Roots of Hope disagrees with this state of things. A non-profit opened in 2003, it works to help young people in Cuba reshape the island’s politics and its place in the world, fostering stronger ties to the United States along the way. Moas is its executive director, and that day he wore a shirt striped blue, white and red—the shared palette of the Cuban and American flags. With him were two men, both on the older end of middle age, leaving for a visit to Cuba the next day. Moas instructed them in the use of smart phones, and handed over one phone set to each. They planned to hand these over to people they knew on the island, for personal use.

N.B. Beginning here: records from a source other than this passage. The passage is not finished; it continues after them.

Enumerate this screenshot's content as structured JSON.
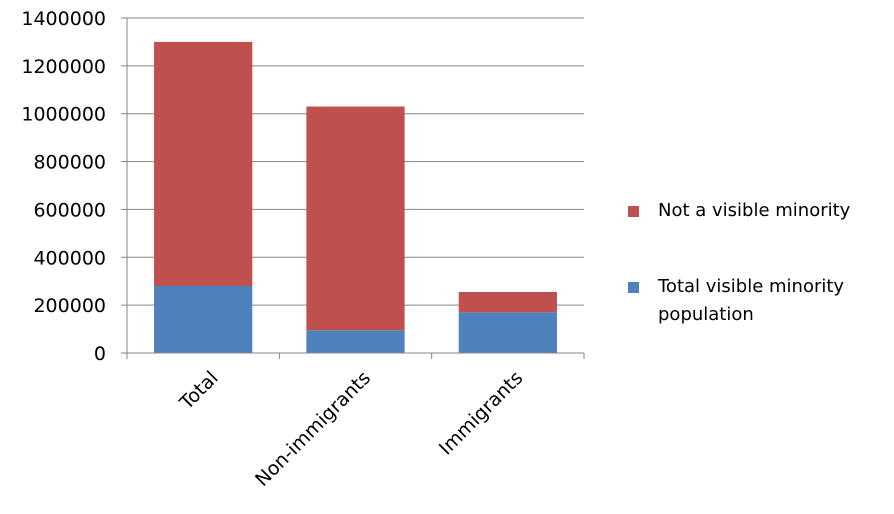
{
  "chart_data": {
    "type": "bar",
    "stacked": true,
    "categories": [
      "Total",
      "Non-immigrants",
      "Immigrants"
    ],
    "series": [
      {
        "name": "Total visible minority population",
        "color": "#4f81bd",
        "values": [
          280000,
          95000,
          170000
        ]
      },
      {
        "name": "Not a visible minority",
        "color": "#c0504d",
        "values": [
          1020000,
          935000,
          85000
        ]
      }
    ],
    "ylim": [
      0,
      1400000
    ],
    "yticks": [
      0,
      200000,
      400000,
      600000,
      800000,
      1000000,
      1200000,
      1400000
    ],
    "grid": true,
    "legend_position": "right",
    "title": "",
    "xlabel": "",
    "ylabel": ""
  }
}
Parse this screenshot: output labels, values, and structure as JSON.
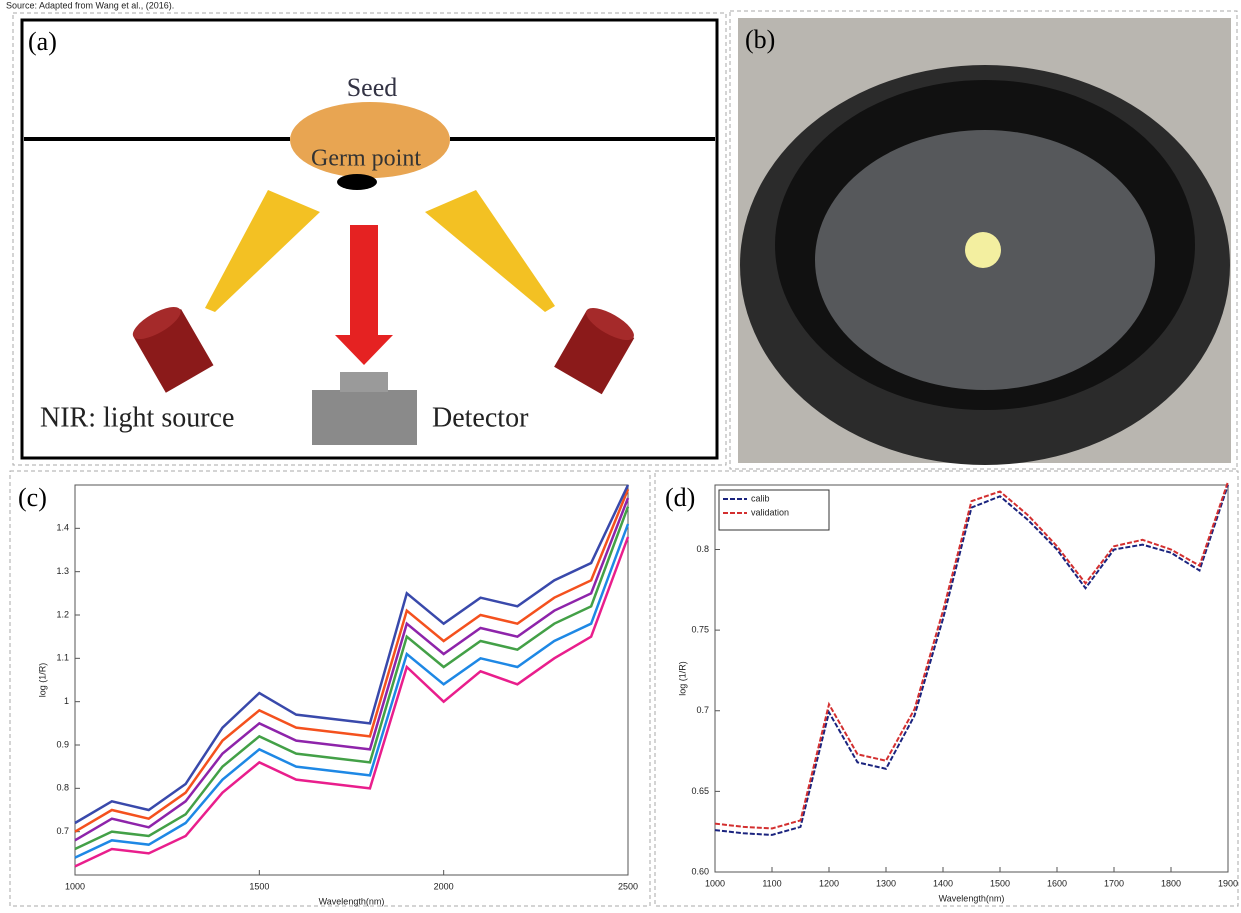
{
  "caption": "Source: Adapted from Wang et al., (2016).",
  "panels": {
    "a": {
      "label": "(a)",
      "seed": "Seed",
      "germ": "Germ point",
      "source": "NIR: light source",
      "detector": "Detector"
    },
    "b": {
      "label": "(b)"
    }
  },
  "chart_data": [
    {
      "type": "line",
      "panel_label": "(c)",
      "xlabel": "Wavelength(nm)",
      "ylabel": "log (1/R)",
      "x": [
        1000,
        1100,
        1200,
        1300,
        1400,
        1500,
        1600,
        1700,
        1800,
        1900,
        2000,
        2100,
        2200,
        2300,
        2400,
        2500
      ],
      "xlim": [
        1000,
        2500
      ],
      "xticks": [
        1000,
        1500,
        2000,
        2500
      ],
      "ylim": [
        0.6,
        1.5
      ],
      "yticks": [
        0.7,
        0.8,
        0.9,
        1,
        1.1,
        1.2,
        1.3,
        1.4
      ],
      "series": [
        {
          "color": "#e91e8c",
          "values": [
            0.62,
            0.66,
            0.65,
            0.69,
            0.79,
            0.86,
            0.82,
            0.81,
            0.8,
            1.08,
            1.0,
            1.07,
            1.04,
            1.1,
            1.15,
            1.38
          ]
        },
        {
          "color": "#1e88e5",
          "values": [
            0.64,
            0.68,
            0.67,
            0.72,
            0.82,
            0.89,
            0.85,
            0.84,
            0.83,
            1.11,
            1.04,
            1.1,
            1.08,
            1.14,
            1.18,
            1.41
          ]
        },
        {
          "color": "#43a047",
          "values": [
            0.66,
            0.7,
            0.69,
            0.74,
            0.85,
            0.92,
            0.88,
            0.87,
            0.86,
            1.15,
            1.08,
            1.14,
            1.12,
            1.18,
            1.22,
            1.45
          ]
        },
        {
          "color": "#8e24aa",
          "values": [
            0.68,
            0.73,
            0.71,
            0.77,
            0.88,
            0.95,
            0.91,
            0.9,
            0.89,
            1.18,
            1.11,
            1.17,
            1.15,
            1.21,
            1.25,
            1.47
          ]
        },
        {
          "color": "#f4511e",
          "values": [
            0.7,
            0.75,
            0.73,
            0.79,
            0.91,
            0.98,
            0.94,
            0.93,
            0.92,
            1.21,
            1.14,
            1.2,
            1.18,
            1.24,
            1.28,
            1.49
          ]
        },
        {
          "color": "#3949ab",
          "values": [
            0.72,
            0.77,
            0.75,
            0.81,
            0.94,
            1.02,
            0.97,
            0.96,
            0.95,
            1.25,
            1.18,
            1.24,
            1.22,
            1.28,
            1.32,
            1.5
          ]
        }
      ]
    },
    {
      "type": "line",
      "panel_label": "(d)",
      "xlabel": "Wavelength(nm)",
      "ylabel": "log (1/R)",
      "x": [
        1000,
        1050,
        1100,
        1150,
        1200,
        1250,
        1300,
        1350,
        1400,
        1450,
        1500,
        1550,
        1600,
        1650,
        1700,
        1750,
        1800,
        1850,
        1900
      ],
      "xlim": [
        1000,
        1900
      ],
      "xticks": [
        1000,
        1100,
        1200,
        1300,
        1400,
        1500,
        1600,
        1700,
        1800,
        1900
      ],
      "ylim": [
        0.6,
        0.84
      ],
      "yticks": [
        {
          "value": 0.6,
          "label": "0.60"
        },
        {
          "value": 0.65,
          "label": "0.65"
        },
        0.7,
        {
          "value": 0.75,
          "label": "0.75"
        },
        0.8
      ],
      "legend": "upper left",
      "series": [
        {
          "name": "calib",
          "color": "#1a237e",
          "values": [
            0.626,
            0.624,
            0.623,
            0.628,
            0.699,
            0.668,
            0.664,
            0.697,
            0.757,
            0.826,
            0.833,
            0.818,
            0.8,
            0.776,
            0.8,
            0.803,
            0.798,
            0.787,
            0.84
          ]
        },
        {
          "name": "validation",
          "color": "#d32f2f",
          "values": [
            0.63,
            0.628,
            0.627,
            0.632,
            0.704,
            0.673,
            0.669,
            0.701,
            0.762,
            0.83,
            0.836,
            0.821,
            0.802,
            0.779,
            0.802,
            0.806,
            0.8,
            0.79,
            0.842
          ]
        }
      ]
    }
  ]
}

“Until 2009, it was illegal to use the internet in Cuba,” Moas explained to me. “Today, in theory, no—but rates remain inaccessible to most citizens and mailboxes are controlled by the government.” Cuba has almost no broadband connectivity outside of a few hundred government-run establishments, where access costs the equivalent of about $4 an hour—in a country where monthly wages average around $20. Last month, the government announced plans to halve rates and install new connections, but Cubans are increasingly turning to international satellite networks and smart phones to surf free of any official control. Smart phones sold on the island, through government stores, are prohibitively expensive, so phones from abroad are welcome. “We simply want to provide young people the opportunity to connect to the world,” Moas said, “to communicate with the outside without restrictions.” As Cuba’s isolation wanes, he argued, change will come by itself.